Our Watts Mine platform, which has incorporated AI-driven analysis for over two years, supports the broader energy management capability our team delivers to SME, C&I and Strata clients, with the LPG service extending that support to clients’ full energy spend.
EnergyAustralia announced plans to develop a 300 MW / 1,200 MWh battery storage facility in Victoria, with the project expected to be operational by 2026. The development adds to the growing pipeline of utility-scale battery projects in the NEM, providing firming capacity to support grid stability as coal generation retires and renewable penetration increases.
Source: EnergyAustralia, February 2025
AEMO confirmed new transmission capacity upgrades between Victoria and New South Wales to improve energy flows and grid reliability.
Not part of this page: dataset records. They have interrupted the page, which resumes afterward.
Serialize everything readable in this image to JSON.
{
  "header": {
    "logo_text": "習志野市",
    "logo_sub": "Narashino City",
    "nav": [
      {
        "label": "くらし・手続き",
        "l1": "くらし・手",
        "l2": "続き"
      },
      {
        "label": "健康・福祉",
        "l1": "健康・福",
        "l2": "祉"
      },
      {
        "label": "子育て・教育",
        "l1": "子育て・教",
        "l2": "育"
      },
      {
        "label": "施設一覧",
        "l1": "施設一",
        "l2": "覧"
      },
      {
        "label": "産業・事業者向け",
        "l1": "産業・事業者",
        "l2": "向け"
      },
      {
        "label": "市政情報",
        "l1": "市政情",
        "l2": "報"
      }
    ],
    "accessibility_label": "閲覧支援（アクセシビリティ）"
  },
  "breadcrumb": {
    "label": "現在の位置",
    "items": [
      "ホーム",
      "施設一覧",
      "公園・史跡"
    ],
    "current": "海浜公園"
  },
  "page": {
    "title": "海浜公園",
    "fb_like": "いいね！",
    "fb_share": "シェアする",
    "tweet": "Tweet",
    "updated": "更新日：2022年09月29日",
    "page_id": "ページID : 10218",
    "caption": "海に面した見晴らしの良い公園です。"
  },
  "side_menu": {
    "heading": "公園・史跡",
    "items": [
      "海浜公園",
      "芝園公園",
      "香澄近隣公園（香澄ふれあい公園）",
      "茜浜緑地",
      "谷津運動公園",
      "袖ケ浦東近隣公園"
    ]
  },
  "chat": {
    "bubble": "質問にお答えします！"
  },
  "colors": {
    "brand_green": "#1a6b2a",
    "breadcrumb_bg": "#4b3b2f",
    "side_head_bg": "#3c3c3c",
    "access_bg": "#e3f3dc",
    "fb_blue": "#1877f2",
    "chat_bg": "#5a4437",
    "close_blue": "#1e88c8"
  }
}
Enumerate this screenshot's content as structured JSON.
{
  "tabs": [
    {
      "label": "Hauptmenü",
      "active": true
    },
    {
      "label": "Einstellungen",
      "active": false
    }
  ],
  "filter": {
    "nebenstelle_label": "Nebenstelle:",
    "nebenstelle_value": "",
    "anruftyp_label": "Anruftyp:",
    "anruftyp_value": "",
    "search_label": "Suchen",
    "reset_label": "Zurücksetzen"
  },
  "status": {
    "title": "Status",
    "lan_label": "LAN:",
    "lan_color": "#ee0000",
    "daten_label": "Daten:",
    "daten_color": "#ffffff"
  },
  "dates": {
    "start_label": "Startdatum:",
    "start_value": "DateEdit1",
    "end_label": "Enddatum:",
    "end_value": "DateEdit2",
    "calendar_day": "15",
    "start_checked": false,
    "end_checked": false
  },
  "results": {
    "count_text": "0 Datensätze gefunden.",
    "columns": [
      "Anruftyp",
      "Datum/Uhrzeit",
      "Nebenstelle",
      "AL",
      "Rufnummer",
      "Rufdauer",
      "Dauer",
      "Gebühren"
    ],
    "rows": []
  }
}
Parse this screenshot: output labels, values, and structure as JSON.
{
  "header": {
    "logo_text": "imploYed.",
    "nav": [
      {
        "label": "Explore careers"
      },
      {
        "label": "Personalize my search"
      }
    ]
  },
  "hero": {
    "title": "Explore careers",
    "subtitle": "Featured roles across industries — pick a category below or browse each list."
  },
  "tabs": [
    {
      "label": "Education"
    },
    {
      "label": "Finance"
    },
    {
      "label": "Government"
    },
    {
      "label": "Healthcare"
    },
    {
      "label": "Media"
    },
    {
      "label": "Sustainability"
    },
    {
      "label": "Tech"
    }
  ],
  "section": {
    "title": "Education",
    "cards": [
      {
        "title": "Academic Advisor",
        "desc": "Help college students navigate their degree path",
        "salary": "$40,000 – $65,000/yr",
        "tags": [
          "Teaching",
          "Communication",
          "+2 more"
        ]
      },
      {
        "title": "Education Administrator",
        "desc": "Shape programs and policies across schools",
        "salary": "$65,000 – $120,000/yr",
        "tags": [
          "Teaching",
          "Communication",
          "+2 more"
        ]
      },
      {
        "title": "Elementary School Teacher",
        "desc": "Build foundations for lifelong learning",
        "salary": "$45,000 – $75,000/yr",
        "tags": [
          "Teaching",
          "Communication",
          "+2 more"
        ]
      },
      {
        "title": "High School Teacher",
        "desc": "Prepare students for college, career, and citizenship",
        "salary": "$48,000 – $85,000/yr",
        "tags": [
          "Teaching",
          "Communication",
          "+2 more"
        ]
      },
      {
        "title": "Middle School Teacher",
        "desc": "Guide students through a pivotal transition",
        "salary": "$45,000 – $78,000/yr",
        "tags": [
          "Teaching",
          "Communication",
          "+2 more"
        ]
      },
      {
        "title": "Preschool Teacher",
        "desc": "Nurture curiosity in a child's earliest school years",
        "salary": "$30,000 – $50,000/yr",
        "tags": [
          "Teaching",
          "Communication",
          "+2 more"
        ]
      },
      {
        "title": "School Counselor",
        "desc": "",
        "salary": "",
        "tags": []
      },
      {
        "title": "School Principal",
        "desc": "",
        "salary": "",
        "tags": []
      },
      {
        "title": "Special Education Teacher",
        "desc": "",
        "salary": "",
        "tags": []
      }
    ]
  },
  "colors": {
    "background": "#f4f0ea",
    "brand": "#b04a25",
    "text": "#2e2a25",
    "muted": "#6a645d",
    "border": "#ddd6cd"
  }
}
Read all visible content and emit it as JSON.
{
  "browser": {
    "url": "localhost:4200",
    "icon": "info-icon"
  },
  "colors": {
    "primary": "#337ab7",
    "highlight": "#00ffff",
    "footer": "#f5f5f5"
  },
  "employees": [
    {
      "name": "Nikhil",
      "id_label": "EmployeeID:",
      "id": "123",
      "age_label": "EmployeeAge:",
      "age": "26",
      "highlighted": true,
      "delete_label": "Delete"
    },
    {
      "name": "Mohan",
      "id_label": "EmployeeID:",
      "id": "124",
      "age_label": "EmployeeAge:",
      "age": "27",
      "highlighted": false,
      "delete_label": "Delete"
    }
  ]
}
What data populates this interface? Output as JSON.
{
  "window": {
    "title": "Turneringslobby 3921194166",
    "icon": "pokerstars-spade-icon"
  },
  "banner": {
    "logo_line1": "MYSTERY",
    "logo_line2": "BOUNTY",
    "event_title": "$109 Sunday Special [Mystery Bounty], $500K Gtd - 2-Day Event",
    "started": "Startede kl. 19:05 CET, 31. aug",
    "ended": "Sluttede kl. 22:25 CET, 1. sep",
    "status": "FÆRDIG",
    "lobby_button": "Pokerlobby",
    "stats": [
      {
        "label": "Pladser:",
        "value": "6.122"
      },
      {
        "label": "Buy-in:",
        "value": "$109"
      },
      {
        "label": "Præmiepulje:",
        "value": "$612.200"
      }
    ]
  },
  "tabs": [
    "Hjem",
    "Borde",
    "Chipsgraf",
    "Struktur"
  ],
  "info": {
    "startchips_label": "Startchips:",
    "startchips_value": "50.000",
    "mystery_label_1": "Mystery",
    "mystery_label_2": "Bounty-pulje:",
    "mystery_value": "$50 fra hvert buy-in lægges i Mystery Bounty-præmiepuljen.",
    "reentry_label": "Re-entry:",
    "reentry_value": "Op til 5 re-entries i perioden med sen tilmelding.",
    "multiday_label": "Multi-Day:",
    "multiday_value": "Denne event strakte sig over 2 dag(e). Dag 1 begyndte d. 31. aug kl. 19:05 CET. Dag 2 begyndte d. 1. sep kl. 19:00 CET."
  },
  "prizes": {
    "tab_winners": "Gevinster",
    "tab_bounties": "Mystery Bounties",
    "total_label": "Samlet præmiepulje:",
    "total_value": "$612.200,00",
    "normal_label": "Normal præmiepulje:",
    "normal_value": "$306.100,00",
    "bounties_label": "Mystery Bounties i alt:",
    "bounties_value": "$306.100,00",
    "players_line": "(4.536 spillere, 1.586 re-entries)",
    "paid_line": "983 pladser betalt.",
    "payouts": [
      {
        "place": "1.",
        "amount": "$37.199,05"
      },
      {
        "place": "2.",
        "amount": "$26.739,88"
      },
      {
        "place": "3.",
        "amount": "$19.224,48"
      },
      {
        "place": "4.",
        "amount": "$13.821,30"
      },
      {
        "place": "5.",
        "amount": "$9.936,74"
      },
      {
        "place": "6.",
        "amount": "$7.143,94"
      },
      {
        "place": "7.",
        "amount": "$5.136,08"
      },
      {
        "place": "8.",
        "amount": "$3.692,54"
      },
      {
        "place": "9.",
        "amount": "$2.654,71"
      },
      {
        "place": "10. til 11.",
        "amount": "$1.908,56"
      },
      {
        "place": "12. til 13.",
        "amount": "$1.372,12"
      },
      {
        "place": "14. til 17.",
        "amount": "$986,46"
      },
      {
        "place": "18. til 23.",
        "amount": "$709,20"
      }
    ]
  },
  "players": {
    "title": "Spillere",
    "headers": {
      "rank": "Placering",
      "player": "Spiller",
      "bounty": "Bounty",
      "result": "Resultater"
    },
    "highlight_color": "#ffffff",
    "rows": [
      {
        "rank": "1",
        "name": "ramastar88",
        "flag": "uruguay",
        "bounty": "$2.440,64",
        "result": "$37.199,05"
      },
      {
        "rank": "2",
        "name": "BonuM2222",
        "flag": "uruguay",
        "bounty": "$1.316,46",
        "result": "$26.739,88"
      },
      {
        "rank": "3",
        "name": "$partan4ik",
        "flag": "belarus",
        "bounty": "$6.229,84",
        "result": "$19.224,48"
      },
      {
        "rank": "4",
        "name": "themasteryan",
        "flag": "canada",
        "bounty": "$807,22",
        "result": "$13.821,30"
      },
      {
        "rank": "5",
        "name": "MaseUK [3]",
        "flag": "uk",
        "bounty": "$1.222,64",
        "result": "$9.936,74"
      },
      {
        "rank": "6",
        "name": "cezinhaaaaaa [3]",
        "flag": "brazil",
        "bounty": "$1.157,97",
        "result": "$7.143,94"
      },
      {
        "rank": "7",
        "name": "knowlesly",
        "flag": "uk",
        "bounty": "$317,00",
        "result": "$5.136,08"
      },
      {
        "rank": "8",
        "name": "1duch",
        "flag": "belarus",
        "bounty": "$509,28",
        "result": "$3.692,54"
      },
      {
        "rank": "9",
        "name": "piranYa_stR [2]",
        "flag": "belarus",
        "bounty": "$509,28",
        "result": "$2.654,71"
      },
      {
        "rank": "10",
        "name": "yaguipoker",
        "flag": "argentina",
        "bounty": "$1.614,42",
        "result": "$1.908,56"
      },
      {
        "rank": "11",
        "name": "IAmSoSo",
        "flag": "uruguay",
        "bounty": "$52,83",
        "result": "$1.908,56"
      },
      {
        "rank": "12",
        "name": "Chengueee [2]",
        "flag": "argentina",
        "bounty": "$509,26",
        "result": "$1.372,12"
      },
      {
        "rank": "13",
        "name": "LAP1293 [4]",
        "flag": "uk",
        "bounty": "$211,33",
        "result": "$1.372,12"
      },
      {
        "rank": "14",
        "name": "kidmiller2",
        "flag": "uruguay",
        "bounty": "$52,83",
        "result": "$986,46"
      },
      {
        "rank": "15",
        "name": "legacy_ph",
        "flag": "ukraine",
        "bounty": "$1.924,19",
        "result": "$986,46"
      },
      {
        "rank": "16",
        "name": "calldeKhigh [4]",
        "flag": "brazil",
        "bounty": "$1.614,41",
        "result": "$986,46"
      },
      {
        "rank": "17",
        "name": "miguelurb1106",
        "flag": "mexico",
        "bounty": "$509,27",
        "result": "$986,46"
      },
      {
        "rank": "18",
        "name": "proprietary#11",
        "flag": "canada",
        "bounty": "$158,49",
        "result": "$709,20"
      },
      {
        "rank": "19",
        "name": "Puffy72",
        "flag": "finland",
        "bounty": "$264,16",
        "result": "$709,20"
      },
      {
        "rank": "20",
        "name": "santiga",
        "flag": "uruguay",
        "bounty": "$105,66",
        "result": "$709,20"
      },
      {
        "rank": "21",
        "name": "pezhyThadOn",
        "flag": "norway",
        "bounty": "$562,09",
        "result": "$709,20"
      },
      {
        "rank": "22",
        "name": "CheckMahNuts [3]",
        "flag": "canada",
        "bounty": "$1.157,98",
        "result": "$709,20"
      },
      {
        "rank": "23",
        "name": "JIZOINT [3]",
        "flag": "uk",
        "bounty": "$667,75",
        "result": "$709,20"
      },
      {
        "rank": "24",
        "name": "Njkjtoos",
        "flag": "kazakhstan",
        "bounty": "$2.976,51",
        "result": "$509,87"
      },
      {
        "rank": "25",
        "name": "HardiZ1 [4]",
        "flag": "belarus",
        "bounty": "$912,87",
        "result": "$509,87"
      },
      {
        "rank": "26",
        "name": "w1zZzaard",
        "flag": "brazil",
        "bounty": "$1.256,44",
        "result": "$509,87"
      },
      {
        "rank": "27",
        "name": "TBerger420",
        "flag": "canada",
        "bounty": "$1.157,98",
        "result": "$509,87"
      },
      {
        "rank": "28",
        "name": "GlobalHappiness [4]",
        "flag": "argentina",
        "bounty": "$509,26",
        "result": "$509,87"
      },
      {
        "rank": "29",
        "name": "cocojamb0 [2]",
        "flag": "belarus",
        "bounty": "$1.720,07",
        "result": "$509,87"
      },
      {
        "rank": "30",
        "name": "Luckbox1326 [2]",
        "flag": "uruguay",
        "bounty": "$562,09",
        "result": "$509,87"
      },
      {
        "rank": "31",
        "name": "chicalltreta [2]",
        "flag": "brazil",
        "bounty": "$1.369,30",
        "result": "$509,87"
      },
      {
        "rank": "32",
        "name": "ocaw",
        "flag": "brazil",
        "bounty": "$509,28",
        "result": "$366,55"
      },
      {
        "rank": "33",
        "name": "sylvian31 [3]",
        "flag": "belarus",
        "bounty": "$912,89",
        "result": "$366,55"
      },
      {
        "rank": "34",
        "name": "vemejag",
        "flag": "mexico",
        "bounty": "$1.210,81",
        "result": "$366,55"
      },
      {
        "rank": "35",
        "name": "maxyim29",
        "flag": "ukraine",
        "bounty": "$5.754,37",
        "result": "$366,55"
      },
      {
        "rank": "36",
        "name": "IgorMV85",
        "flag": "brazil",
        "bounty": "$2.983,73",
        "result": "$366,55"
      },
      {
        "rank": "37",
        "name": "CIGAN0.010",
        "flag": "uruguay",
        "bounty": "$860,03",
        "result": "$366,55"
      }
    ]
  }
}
The upgrades address one of the key constraints that contributed to pricing divergence between the two states during supply-stressed periods, with improved interconnector capacity expected to reduce the frequency and severity of localised price spikes in NSW.
Source: AEMO, February 2025
South Australia recorded 78% renewable energy penetration for the month of February 2025, driven by strong wind and solar output. The milestone reflects the state’s continued position as the NEM’s highest-renewable grid, and directly explains the frequent negative pricing intervals recorded in SA through the month as generation regularly exceeded local demand during optimal renewable output periods.